Count of paths

For each position in range 1 to N-1 we will find all j^th positions that satisfy the condition for existence of edge from j to i. And we will store all the edges in form of an an adjency list.

^{As the input sequence can have duplicate values, so rather than the value at a position, consider position index itself as vertices while storing the graph in form of an adjency-list.}

Apply dfs from 0^th position and simply increase the count for i^th node each time it is visited.

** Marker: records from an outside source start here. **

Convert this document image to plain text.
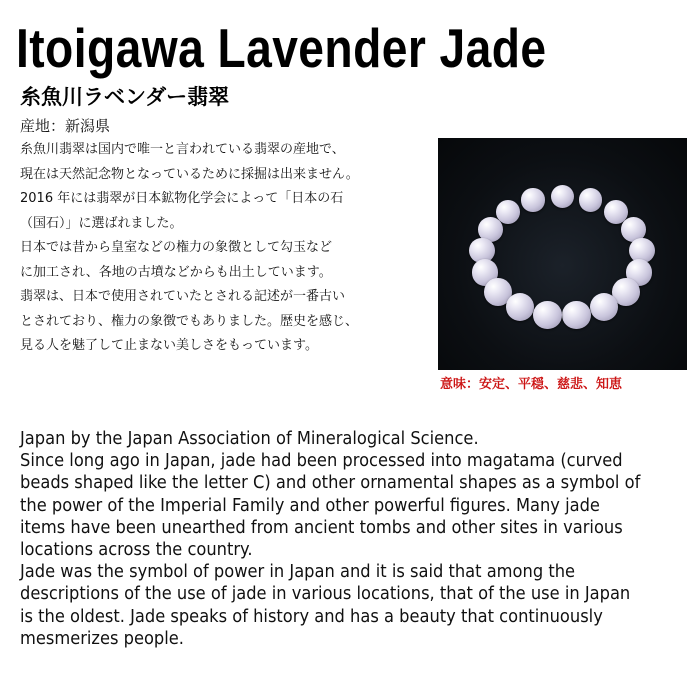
Itoigawa Lavender Jade
糸魚川ラベンダー翡翠
産地：新潟県
糸魚川翡翠は国内で唯一と言われている翡翠の産地で、
現在は天然記念物となっているために採掘は出来ません。
2016 年には翡翠が日本鉱物化学会によって「日本の石
（国石）」に選ばれました。
日本では昔から皇室などの権力の象徴として勾玉など
に加工され、各地の古墳などからも出土しています。
翡翠は、日本で使用されていたとされる記述が一番古い
とされており、権力の象徴でもありました。歴史を感じ、
見る人を魅了して止まない美しさをもっています。
意味：安定、平穏、慈悲、知恵
Japan by the Japan Association of Mineralogical Science.
Since long ago in Japan, jade had been processed into magatama (curved
beads shaped like the letter C) and other ornamental shapes as a symbol of
the power of the Imperial Family and other powerful figures. Many jade
items have been unearthed from ancient tombs and other sites in various
locations across the country.
Jade was the symbol of power in Japan and it is said that among the
descriptions of the use of jade in various locations, that of the use in Japan
is the oldest. Jade speaks of history and has a beauty that continuously
mesmerizes people.
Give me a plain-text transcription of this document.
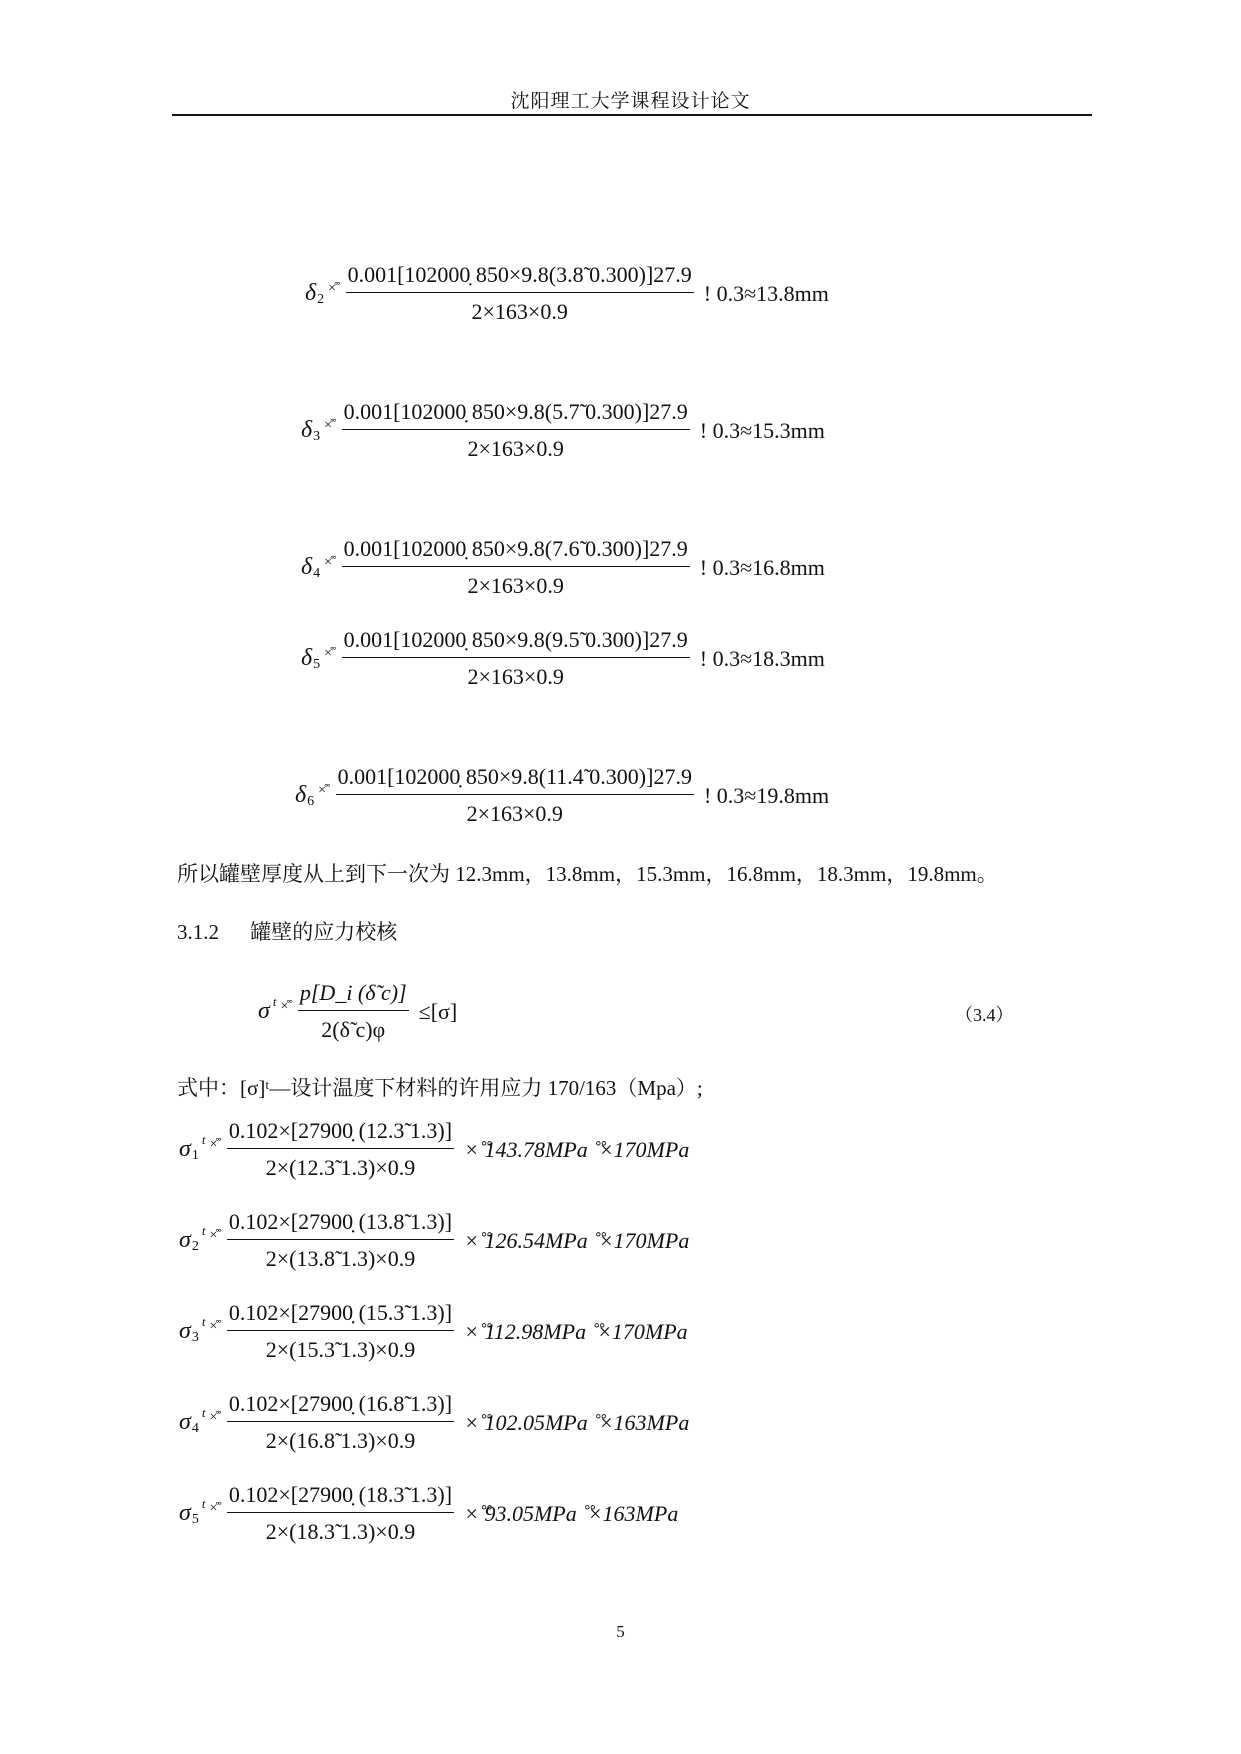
沈阳理工大学课程设计论文
δ 2
×̊ ̊ $\frac{0.001[102000̣ 850\times 9.8(3.8̃ 0.300)]27.9}{2\times 163\times 0.9}$ ! 0.3≈13.8mm
δ 3
×̊ ̊ $\frac{0.001[102000̣ 850\times 9.8(5.7̃ 0.300)]27.9}{2\times 163\times 0.9}$ ! 0.3≈15.3mm
δ 4
×̊ ̊ $\frac{0.001[102000̣ 850\times 9.8(7.6̃ 0.300)]27.9}{2\times 163\times 0.9}$ ! 0.3≈16.8mm
δ 5
×̊ ̊ $\frac{0.001[102000̣ 850\times 9.8(9.5̃ 0.300)]27.9}{2\times 163\times 0.9}$ ! 0.3≈18.3mm
δ 6
×̊ ̊ $\frac{0.001[102000̣ 850\times 9.8(11.4̃ 0.300)]27.9}{2\times 163\times 0.9}$ ! 0.3≈19.8mm
所以罐壁厚度从上到下一次为 12.3mm，13.8mm，15.3mm，16.8mm，18.3mm，19.8mm。
3.1.2 罐壁的应力校核
σ t ×̊ ̊ $\frac{p[D\_i (\deltã c)]}{2(\deltã c)\varphi} \le[\sigma]$	（3.4）
式中：[σ]ᵗ—设计温度下材料的许用应力 170/163（Mpa）;
σ 1
t ×̊ ̊ $\frac{0.102\times[27900̣ (12.3̃ 1.3)]}{2\times(12.3̃ 1.3)\times 0.9}$ ×̊ ̊143.78MPa ̊ ̊×170MPa
σ 2
t ×̊ ̊ $\frac{0.102\times[27900̣ (13.8̃ 1.3)]}{2\times(13.8̃ 1.3)\times 0.9}$ ×̊ ̊126.54MPa ̊ ̊×170MPa
σ 3
t ×̊ ̊ $\frac{0.102\times[27900̣ (15.3̃ 1.3)]}{2\times(15.3̃ 1.3)\times 0.9}$ ×̊ ̊112.98MPa ̊ ̊×170MPa
σ 4
t ×̊ ̊ $\frac{0.102\times[27900̣ (16.8̃ 1.3)]}{2\times(16.8̃ 1.3)\times 0.9}$ ×̊ ̊102.05MPa ̊ ̊×163MPa
σ 5
t ×̊ ̊ $\frac{0.102\times[27900̣ (18.3̃ 1.3)]}{2\times(18.3̃ 1.3)\times 0.9}$ ×̊ ̊93.05MPa ̊ ̊×163MPa
5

Return the final answer for each i^th position.

The steps are as follows:

1. Build an adjency-list to store edges of the graph.
2. Declare a array/vector to store the count of paths. ie: vector<int> VIS
3. Initialize all elements in VIS to 0.
4. Apply dfs from 0^st position.
5. Each time i^th position is visited, increment VIS[i].
6. Our answer is finally stored in VIS vector.

O(2^N)  where ‘N’ is the length of the sequence given.

In the worst case, when all the elements in input sequence are same, the count of path to i^th node will be 2ⁱ.
This means we will be incrementing each i^th node 2ⁱ times, this results in exponential time complexity.
Hence it will cause TLE.

O(N²) where ‘N’ is the length of the sequence given.

For a very dense graph, there can be ~N² edges, therefore the space complexity to store the graph in form of an adjacency list is O(N²).